The thing to remember when watching any of Bill Burr's comedy is that he's playing a heightened, exaggerated version of an angry white man.
In fact, the opening five or so minutes of 'Paper Tiger' sees him bursting out on stage and ripping into "PC culture", male feminists, and about a dozen more hot-button topics that'd launch a dozen thinkpieces. It's frustrating, it's designed to put you on the back foot, and very often, it's where people would just tune out or switch over because it's been done a hundred times before.
There's been a swathe of comedians launching off tirades about how comedy can't be comedy anymore, about being "triggered", about how you can't say anything more, and it's reached a stage now where it's just cliched. Bill Burr's too smart of a comedian to simply fall for that, and that's why 'Paper Tiger' might be his best work in years.
As he chuckles when he fires off another inciting joke, the audience at the special and at home can almost see behind the cracks at a guy who knows what he's saying is bullshit, but he's doing it anyway. If you go past that facade, there's a lot of insight and a lot of humour. In fact, it's actually sweet. An extended part of 'Paper Tiger' is devoted to Burr talking about racism, and how he had to confront it in himself.
Burr, who's married to a black woman, discusses Elvis and his impact on musical culture and how it was appropriated from black musicians - in "his" own way, and no doubt how some of his audience would see it. By way of this, it also then serves to undermine the preconceived notions they might have and educate on these ideas and reject them. It's to his credit that he does all this without once verging into preachy-ness or polemic humour. It's done with a surprising amount of tenderness - an adjective you'd almost never expect to hear next to Bill Burr's name - but it works.
When he talks about his daughter and his wife, you can see that the facade that Burr's put up over the years is slowly beginning to dissolve, and as the title suggests, his blustering and his coarseness isn't actually all that threatening to begin with. It's simply from a place of ignorance that he's now attempting to move on from. It's a shame, then, that the special has already seen some far-right nutjobs latching on to it as a lightning rod for their views when it's absolutely not.

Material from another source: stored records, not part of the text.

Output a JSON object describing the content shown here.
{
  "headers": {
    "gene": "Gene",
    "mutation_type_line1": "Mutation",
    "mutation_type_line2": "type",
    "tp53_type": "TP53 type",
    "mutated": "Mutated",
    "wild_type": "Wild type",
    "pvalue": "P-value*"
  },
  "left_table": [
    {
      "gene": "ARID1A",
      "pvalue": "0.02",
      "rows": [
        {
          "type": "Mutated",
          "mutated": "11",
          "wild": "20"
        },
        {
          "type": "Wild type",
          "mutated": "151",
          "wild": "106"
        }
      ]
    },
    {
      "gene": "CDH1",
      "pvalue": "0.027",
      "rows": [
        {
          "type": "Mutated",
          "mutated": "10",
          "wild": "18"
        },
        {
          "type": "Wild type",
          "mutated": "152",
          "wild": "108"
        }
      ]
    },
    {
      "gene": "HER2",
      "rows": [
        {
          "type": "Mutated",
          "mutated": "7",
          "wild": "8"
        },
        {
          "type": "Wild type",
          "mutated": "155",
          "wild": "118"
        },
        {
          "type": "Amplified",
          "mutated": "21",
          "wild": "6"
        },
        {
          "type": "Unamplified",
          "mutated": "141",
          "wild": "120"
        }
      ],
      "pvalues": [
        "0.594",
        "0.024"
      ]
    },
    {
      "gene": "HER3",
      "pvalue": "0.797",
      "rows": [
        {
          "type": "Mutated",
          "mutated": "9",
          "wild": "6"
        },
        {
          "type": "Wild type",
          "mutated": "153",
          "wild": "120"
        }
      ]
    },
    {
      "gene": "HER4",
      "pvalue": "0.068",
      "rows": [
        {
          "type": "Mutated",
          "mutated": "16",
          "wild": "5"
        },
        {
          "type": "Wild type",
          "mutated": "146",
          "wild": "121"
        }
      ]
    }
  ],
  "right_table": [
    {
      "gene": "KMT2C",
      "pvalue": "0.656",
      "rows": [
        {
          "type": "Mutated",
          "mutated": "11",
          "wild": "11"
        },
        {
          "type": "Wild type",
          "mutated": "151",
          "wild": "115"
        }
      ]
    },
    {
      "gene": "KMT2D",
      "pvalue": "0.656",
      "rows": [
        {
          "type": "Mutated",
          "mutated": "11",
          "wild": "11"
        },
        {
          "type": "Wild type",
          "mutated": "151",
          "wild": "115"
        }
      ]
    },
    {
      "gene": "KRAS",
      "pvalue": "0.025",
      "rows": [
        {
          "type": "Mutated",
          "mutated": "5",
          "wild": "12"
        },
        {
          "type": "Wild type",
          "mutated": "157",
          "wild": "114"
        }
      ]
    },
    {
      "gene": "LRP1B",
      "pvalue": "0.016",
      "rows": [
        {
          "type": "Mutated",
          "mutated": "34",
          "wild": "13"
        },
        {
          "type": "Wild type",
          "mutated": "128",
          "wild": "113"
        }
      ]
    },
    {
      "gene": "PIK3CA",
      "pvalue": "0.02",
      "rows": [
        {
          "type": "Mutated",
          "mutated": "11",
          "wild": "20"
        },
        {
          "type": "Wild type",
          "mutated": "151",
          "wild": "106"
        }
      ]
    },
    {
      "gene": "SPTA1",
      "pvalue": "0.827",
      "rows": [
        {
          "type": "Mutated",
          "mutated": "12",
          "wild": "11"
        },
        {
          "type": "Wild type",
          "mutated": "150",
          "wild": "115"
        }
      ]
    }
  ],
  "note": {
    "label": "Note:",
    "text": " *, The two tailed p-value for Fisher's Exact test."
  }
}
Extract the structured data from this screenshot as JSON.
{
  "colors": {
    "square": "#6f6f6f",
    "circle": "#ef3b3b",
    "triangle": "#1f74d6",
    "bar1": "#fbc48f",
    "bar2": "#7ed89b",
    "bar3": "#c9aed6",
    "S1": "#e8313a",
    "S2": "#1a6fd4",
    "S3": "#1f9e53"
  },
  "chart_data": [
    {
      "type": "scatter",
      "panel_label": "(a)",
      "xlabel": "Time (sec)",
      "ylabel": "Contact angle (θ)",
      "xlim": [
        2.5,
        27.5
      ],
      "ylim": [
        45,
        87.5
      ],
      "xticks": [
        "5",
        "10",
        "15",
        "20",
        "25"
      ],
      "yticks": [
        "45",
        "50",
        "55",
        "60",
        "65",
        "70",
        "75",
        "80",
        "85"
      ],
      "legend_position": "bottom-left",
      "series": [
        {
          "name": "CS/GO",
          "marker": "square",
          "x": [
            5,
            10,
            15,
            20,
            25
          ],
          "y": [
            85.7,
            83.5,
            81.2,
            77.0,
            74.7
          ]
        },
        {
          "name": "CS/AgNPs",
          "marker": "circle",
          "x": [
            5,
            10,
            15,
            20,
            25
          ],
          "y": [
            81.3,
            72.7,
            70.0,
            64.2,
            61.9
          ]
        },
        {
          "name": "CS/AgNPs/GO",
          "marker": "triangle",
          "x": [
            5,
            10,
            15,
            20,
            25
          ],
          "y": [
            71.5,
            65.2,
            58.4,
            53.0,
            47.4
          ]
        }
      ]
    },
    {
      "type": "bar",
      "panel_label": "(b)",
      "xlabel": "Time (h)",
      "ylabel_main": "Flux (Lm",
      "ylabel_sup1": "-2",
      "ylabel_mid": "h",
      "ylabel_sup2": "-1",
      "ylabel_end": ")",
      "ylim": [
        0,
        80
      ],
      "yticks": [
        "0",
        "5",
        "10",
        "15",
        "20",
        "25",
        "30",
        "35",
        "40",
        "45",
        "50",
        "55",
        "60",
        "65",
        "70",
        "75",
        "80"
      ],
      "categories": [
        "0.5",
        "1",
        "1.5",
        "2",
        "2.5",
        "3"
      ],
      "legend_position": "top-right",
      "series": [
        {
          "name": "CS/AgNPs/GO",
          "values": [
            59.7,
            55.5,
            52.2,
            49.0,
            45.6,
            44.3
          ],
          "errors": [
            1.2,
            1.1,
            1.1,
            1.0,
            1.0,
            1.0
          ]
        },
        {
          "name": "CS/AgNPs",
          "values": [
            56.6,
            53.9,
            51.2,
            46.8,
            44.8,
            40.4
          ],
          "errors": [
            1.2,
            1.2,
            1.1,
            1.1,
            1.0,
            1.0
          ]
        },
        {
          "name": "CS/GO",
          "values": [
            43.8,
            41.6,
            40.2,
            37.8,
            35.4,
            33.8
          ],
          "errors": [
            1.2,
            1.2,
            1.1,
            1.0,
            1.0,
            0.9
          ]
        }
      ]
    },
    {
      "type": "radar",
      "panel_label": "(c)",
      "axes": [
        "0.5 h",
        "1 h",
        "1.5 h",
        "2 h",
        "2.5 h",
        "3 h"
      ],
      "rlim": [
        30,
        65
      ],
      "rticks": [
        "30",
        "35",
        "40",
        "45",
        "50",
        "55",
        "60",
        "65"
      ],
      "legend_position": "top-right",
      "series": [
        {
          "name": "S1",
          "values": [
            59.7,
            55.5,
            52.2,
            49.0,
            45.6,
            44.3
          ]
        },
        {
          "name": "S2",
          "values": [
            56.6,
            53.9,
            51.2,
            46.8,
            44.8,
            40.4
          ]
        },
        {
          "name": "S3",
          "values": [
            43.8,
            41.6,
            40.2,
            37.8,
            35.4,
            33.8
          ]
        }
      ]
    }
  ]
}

For example, another segment in the special discusses sexual assault. As you'd expect, Burr comes at it sideways and almost daring you to be repulsed, but when he digs into it, it actually talks about it in a sympathetic, moving way that doesn't belittle it nor does it make seem like there's any bile in his discussion. He's actively trying to understand it, and he's doing all of this because of his wife and daughter.
You could argue that the fact it took all this to change him isn't enough, but as he freely admits himself in the special, his wife "is always working" on him. When he talks about his anger issues, his ignorance, you can tell he's trying his best to better himself - even it starts from a position of ignorance. Compared to some other stand-up specials of late, or even just how you'd think Bill Burr is perceived in general, there's nothing in 'Paper Tiger' that comes across as mean-spirited.
If anything, it's actually more open-hearted than anything Burr has done in years. The special ends with him holding his daughter in his arms on stage. Beyond all the shouting and the baiting jokes, there's someone trying to learn and better themselves.